Implementations should decode charsets represented in the forms
specified by [MIME] for both message headers and bodies.
Implementations must be capable of decoding US-ASCII, ISO-8859-1,
the ASCII subset of ISO-8859-* character sets, and UTF-8.
If implementations fail to support the above behavior, they MUST
conform to the following:
No two strings can be considered equal if one contains octets
greater than 127.
----
That is, support for RFC 2047 is only a SHOULD and not a MUST. Do
we want to leave that as is or should it be made stricter, with a
MUST support RFC 2047, MUST support conversion of US-ASCII and UTF-8
and SHOULD support conversion of ISO-8859-1 and the US-ASCII subset
of ISO-8859-*?
This question arose from a query from Bob Johannessen during the
WGLC of the 'body' extension on that extension's requirements for
charset conversion. Those requirements currently read:
MIME parts identified as using charsets other than UTF-8 as
defined in [UTF-8] SHOULD be converted to UTF-8 prior to the match.
A conversion from US-ASCII to UTF-8 MUST be supported.
If an implementation does not support conversion of a given
charset to UTF-8, it MAY compare against the US-ASCII subset
of the transfer-decoded character data instead. Characters from
documents tagged with charsets that the local implementation
cannot convert to UTF-8 and text from mistagged documents MAY
be omitted or processed according to local conventions.
Now, I had always read that paragraph as requiring support for
matching UTF-8 against text parts labelled as being in UTF-8 or
US-ASCII; treating a UTF-8 part as if it was US-ASCII with some
unmatching octets was banned.
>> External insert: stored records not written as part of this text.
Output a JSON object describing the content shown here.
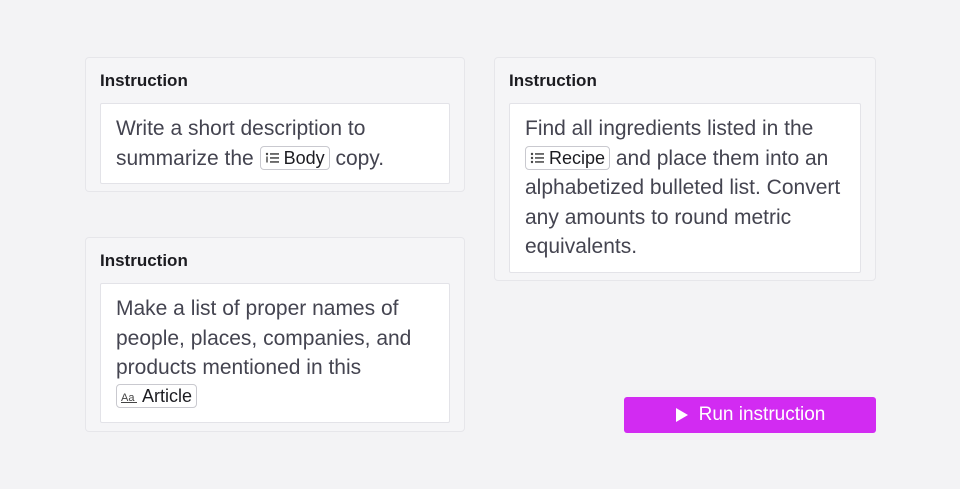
{
  "cards": [
    {
      "title": "Instruction",
      "text_before": "Write a short description to summarize the",
      "chip_label": "Body",
      "chip_icon": "list-icon",
      "text_after": "copy."
    },
    {
      "title": "Instruction",
      "text_before": "Find all ingredients listed in the",
      "chip_label": "Recipe",
      "chip_icon": "list-icon",
      "text_after": "and place them into an alphabetized bulleted list. Convert any amounts to round metric equivalents."
    },
    {
      "title": "Instruction",
      "text_before": "Make a list of proper names of people, places, companies, and products mentioned in this",
      "chip_label": "Article",
      "chip_icon": "text-format-icon",
      "text_after": ""
    }
  ],
  "run_button": {
    "label": "Run instruction",
    "icon": "play-icon",
    "color": "#d22bf2"
  }
}
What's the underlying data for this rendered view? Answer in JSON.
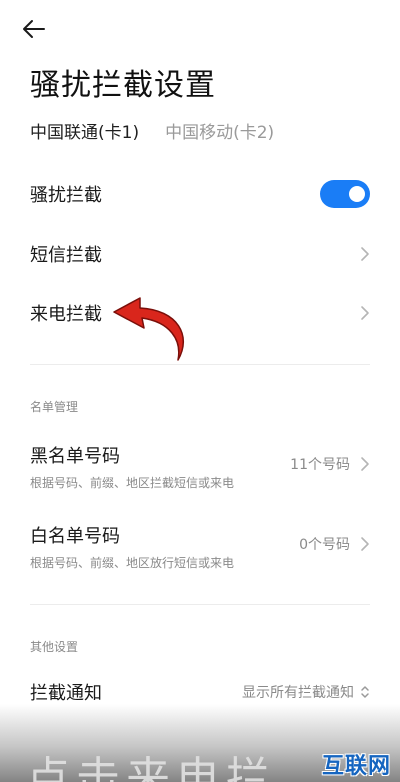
{
  "page": {
    "title": "骚扰拦截设置"
  },
  "sim_tabs": [
    {
      "label": "中国联通(卡1)",
      "active": true
    },
    {
      "label": "中国移动(卡2)",
      "active": false
    }
  ],
  "settings": {
    "harass_block": {
      "label": "骚扰拦截",
      "toggle_on": true
    },
    "sms_block": {
      "label": "短信拦截"
    },
    "call_block": {
      "label": "来电拦截"
    }
  },
  "list_management": {
    "header": "名单管理",
    "blacklist": {
      "label": "黑名单号码",
      "description": "根据号码、前缀、地区拦截短信或来电",
      "value": "11个号码"
    },
    "whitelist": {
      "label": "白名单号码",
      "description": "根据号码、前缀、地区放行短信或来电",
      "value": "0个号码"
    }
  },
  "other_settings": {
    "header": "其他设置",
    "block_notification": {
      "label": "拦截通知",
      "value": "显示所有拦截通知"
    }
  },
  "overlay": {
    "caption": "点击来电拦",
    "watermark": "互联网"
  },
  "colors": {
    "accent": "#1a7df6",
    "arrow": "#d9261c",
    "watermark": "#1565c0"
  },
  "icons": [
    "back-arrow-icon",
    "chevron-right-icon",
    "up-down-chevron-icon",
    "red-curved-arrow"
  ]
}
On reflection, I now think that
paragraph should be read as a giving practically the same choice
as section 2.7.2 in the base-spec and that it should therefore be
simply replaced with a reference to that section in the base-spec,
ala:
Implementations MUST use the same rules for comparisons
against body parts in charsets other than UTF-8 as they use
for comparisons against header fields in such charsets (c.f.
[SIEVE] section 2.7.2).
What are peoples' opinions on the base-spec and body-extension
requirements in this area?
Philip Guenther